Researchers at Durham University, UK and Osaka University, Japan recently identified a key player in this process, a protein made by the PDILT gene.
Using a mouse model in which the PDILT gene was knocked out, scientists found that the PDILT gene seems to allow sperm to bind to an egg and enable fertilization.
In normal mice, fertilization will occur in 80% of the female eggs. However, in the PDILT knock-out mice, less than 3% of the eggs were fertilized, showing a dramatic decrease in fertility.
The presence of cumulus cells surrounding the egg also aids fertilization by allowing the sperm to bind to the egg.

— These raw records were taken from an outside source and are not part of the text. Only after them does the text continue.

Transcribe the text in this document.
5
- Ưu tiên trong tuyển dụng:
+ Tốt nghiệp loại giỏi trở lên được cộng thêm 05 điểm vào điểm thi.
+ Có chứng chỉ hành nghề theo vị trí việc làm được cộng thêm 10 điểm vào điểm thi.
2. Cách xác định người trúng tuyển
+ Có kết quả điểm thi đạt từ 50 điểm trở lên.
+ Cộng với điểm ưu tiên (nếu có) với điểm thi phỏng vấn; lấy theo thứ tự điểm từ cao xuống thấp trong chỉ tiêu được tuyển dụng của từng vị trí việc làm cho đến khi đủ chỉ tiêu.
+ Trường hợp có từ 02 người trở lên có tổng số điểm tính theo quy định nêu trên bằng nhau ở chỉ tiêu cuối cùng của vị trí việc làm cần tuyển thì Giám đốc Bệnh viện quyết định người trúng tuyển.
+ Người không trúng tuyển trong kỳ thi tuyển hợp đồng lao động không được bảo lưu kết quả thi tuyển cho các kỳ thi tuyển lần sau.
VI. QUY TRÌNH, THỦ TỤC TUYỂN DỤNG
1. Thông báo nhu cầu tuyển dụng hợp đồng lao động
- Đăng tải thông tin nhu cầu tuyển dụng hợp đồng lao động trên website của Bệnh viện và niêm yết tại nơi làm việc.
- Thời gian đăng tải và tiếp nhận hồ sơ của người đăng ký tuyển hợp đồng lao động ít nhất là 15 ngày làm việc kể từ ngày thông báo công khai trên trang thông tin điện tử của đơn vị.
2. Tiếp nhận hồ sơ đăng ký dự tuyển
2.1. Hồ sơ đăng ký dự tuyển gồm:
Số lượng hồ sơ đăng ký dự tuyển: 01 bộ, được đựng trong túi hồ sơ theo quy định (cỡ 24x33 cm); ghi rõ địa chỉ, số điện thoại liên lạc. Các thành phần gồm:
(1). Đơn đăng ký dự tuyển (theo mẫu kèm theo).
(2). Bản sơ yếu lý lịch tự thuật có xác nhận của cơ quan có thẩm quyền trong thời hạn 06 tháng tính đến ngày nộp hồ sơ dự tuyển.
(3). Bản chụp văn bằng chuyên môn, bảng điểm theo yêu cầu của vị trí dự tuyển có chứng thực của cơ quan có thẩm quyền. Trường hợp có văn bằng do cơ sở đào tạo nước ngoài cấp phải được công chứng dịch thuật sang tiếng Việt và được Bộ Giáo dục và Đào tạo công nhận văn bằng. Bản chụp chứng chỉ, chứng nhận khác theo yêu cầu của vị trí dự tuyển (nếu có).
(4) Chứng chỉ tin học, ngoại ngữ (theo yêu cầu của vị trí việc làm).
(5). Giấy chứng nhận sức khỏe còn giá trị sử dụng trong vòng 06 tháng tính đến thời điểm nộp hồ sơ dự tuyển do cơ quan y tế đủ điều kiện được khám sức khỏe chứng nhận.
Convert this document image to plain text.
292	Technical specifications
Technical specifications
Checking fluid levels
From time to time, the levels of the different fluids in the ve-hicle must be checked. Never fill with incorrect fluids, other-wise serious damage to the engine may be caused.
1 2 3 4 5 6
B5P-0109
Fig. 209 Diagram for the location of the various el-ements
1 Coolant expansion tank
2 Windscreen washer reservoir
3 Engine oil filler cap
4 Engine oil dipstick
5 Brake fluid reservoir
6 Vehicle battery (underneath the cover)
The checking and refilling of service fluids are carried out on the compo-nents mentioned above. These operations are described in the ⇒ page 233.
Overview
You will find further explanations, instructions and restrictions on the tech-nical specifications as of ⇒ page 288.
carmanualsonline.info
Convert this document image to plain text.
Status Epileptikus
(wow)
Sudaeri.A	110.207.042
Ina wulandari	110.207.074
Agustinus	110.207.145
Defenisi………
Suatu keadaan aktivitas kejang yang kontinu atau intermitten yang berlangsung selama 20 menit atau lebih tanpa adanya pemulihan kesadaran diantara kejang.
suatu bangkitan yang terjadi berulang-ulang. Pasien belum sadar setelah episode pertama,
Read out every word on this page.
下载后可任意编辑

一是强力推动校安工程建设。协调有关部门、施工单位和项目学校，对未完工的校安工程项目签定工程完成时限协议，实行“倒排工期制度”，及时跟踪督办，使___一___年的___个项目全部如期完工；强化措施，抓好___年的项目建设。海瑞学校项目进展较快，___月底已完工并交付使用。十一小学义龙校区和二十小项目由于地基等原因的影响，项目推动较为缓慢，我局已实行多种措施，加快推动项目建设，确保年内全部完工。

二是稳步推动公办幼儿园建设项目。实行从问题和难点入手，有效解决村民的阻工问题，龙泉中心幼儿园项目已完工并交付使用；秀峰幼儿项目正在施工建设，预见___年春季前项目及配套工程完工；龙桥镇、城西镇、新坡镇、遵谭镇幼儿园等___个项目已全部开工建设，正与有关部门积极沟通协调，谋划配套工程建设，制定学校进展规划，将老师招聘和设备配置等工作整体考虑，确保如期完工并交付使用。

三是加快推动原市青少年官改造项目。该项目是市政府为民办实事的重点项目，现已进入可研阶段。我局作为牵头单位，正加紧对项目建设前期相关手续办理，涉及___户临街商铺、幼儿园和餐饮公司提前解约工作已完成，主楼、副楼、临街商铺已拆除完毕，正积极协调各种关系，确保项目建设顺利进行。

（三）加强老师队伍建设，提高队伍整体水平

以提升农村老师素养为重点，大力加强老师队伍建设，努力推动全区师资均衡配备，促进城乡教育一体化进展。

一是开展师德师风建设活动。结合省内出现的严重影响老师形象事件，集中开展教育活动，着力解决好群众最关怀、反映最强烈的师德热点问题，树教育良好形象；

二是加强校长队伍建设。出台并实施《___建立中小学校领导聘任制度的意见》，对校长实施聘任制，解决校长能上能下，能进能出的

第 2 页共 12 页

Dr Adam Benham, a coauthor of the study from Durham University, describes the role of PDIL, “The protein is an essential part of the navigation system of sperm. It helps sperm swim through the oviduct to the egg and without it sperm get stuck. Our results show that navigating the oviduct is an important part of the fertilisation process.”
These experiments were performed in a mouse model. The researchers are now working to test the role of the PDILT gene in human cells.
These data are significant for the field of reproductive medicine because they could help diagnose unexplained male infertility.